Подъехав к местожительству золоторукого ремесленника, почти восьмидесяти годков озорника при пятидесятилетней второй жене, извлек он винтовочный обрез из-под сена и поковылял к отворенной калитке. Дед Силантий уже нес ему навстречу свою беззубую улыбку.
Петрухина задумочка мебельщику понравилась. Но озадачила сильно.
– Эвон чё… Ступочку тебе новую? А в нутро ружьишко неприметным образом приткнуть, дабы и пульнуть мог оттель и скоренько извлечь для перезаряду? Ай да ты хитрец! Ай да шалун прохиндеевич! Храни тя вседержатель и умных прочих.
– И не много тяжелыне угадай, друг мой любезный, – дополнил заказчик. – Не забудь, – мне эту штуковину таскать надо. Удружи.
– Нехреновенько удумал, голубь мой. Зачем? – позволь любопытство. От кого таить ружьишко? Волк и через деревяшку унюхает. Легко.
– Не был на сходе, не знаешь, лень тебе в рот. Германец в уезде стяг с управы сдернул и вольно топчет сапогами. Оккупация, брат. Всякий шухер может быть.
Глазки-щелочки деда Силантия возмущенно увеличились, как у молодого разбойника стали. Морщин под ними сразу убавилось, – все на лоб заспешили наперегонки, помочь мозгам новость переварить.
– Ну и жизня, – вымолвил он сипло. – И когда она оставит нам покой.
– В гробу!
– Сомнительно, что и там, при таком мировом помешательстве.
– Бог не выдаст…
– Твоими б устами…
– Живы будем, – не помрем.
– А и не жалко при таком повороте… За сыночка только нервы… Не сожрали бы вши, не убили бы люди, – совсем помрачнел озорной старик. – Ох да извини меня, Петя, нечаянно все вышло. Иди, ставь брагу, корми кабанчика на закусон и сильно не переживай.
9
Слабоват глазами был дед Силантий; ладони, как ни относил подальше, в тумане наблюдал, и уж когда мастерил какую закавыку, решающее доверие оказывал пальцам, – уж те знавали и размер, и всякую неровность, исправно руководя трудом. А про стекла на носу для пущей зрячести что сказать? – мешали рукам творить, разлад вносили, досаждали чувству.

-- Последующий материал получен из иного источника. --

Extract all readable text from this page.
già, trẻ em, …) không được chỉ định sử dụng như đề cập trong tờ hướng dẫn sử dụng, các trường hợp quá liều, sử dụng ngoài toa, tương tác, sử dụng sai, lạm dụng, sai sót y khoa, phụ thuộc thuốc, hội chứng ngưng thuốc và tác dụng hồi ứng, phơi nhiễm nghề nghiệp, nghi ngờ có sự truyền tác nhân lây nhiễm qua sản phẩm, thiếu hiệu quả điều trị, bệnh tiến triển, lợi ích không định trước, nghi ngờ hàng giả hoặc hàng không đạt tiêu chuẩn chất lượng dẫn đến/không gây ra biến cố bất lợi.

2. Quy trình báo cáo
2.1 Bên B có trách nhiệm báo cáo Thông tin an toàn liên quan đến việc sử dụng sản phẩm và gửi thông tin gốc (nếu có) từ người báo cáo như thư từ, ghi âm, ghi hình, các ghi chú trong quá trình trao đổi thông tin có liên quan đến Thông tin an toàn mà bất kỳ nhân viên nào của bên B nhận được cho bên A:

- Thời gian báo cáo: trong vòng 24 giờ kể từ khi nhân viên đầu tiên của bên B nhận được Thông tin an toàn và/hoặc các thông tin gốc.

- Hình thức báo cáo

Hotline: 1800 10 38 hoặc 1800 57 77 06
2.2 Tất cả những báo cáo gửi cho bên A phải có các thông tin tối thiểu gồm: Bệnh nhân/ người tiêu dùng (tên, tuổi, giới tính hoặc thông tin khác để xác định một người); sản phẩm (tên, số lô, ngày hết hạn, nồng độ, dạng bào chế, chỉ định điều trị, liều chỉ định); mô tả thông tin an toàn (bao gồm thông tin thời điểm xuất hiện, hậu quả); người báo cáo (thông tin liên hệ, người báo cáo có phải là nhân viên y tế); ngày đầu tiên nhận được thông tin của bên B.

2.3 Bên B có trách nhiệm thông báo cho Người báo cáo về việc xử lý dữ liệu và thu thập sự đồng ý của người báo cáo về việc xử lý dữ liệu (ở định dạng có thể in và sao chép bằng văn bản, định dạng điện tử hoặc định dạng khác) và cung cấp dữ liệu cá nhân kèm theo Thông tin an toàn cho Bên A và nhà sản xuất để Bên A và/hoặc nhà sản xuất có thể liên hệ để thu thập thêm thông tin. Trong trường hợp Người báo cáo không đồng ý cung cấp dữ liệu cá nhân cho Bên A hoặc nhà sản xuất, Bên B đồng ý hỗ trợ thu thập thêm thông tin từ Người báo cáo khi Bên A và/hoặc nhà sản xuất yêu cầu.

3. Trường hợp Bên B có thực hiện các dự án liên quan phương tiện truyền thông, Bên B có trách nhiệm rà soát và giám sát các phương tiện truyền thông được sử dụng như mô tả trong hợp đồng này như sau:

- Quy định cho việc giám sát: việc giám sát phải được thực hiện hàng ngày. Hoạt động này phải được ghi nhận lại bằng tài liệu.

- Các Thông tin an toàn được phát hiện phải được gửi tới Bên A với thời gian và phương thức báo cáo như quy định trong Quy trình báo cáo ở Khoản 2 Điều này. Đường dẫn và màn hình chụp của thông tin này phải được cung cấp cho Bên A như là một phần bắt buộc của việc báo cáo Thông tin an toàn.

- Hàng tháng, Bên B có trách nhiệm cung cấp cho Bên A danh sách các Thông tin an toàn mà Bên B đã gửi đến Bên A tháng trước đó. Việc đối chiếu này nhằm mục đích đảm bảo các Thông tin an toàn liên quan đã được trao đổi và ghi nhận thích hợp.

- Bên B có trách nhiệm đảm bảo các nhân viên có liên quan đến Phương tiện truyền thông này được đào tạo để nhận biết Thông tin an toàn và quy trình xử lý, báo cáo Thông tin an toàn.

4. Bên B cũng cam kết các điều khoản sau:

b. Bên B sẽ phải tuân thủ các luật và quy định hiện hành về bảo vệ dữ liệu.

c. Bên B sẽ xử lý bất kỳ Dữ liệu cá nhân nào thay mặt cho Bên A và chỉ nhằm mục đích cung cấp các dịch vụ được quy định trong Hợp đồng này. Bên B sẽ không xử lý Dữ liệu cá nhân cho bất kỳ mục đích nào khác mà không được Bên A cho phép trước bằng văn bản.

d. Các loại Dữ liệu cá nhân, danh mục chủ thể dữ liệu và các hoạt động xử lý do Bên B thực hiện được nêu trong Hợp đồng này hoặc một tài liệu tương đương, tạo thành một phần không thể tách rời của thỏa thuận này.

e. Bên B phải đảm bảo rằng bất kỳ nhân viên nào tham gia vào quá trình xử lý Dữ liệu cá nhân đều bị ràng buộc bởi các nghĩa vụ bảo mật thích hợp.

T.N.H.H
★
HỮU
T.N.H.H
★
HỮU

В умелости своей не сомневался старый мастер, но сладить для инвалида деревянную ногу с «двойным дном» оказалось вдруг так сложно, как того Силантий вообразить не мог.
– Ох, сдуру дал добро Петьке, ох и сдуру, – сокрушался старик спустя какое-то время. – Ведь оплошаю если, табуретку народ не доверит исполнить, не то что красоту какую; недоверие проявит, вдруг и вовсе ненужным стану, а значит, гроб придется строгать и скоренько помирать. А то куды еще бечь от ненадобности своей?
Уже два молодых дуба пали под острой секирой, ведомой духом честолюбия и творчества. С ума сводила, занозой в непотребном месте восседала Петькина задачка, простой казавшаяся по первости, много заготовок унесла в печь. Окаянная бессонница донимала; ночью, собака, велела думать. Башку деду пучили одна другой хитрее воображаемые конструкции незаметной, на погляд как бы обычной ступы, а узорчик рельефный поверни и бац: половина протезика отвалилась и, к недоумению пучеглазого ворога, обнажила тайное свое сердце, хранящее смертельный ответ: а не забижай калеку…
– Помру, но сделаю, – сказал Петру плотник через три месяца. – А не сделаю, так тем более смело помру! Не сумлевайся!
Дума о работе, подобно змеюке анаконде, – другие, как слышал дед от умных школьников, живых людей не кушают, одно лишь кусают – поглотила Силантия и издевательски медленно высасывала из него время жизни.
Копает дед бульбу – размышляет. Грибы в печь сушить кладет – в мозгах круговерть жаркая. Снедать садится – огурец поднесет к губам, глядь, – тот по форме на заготовку дубовую похож, коих уже было… стыдно сказать.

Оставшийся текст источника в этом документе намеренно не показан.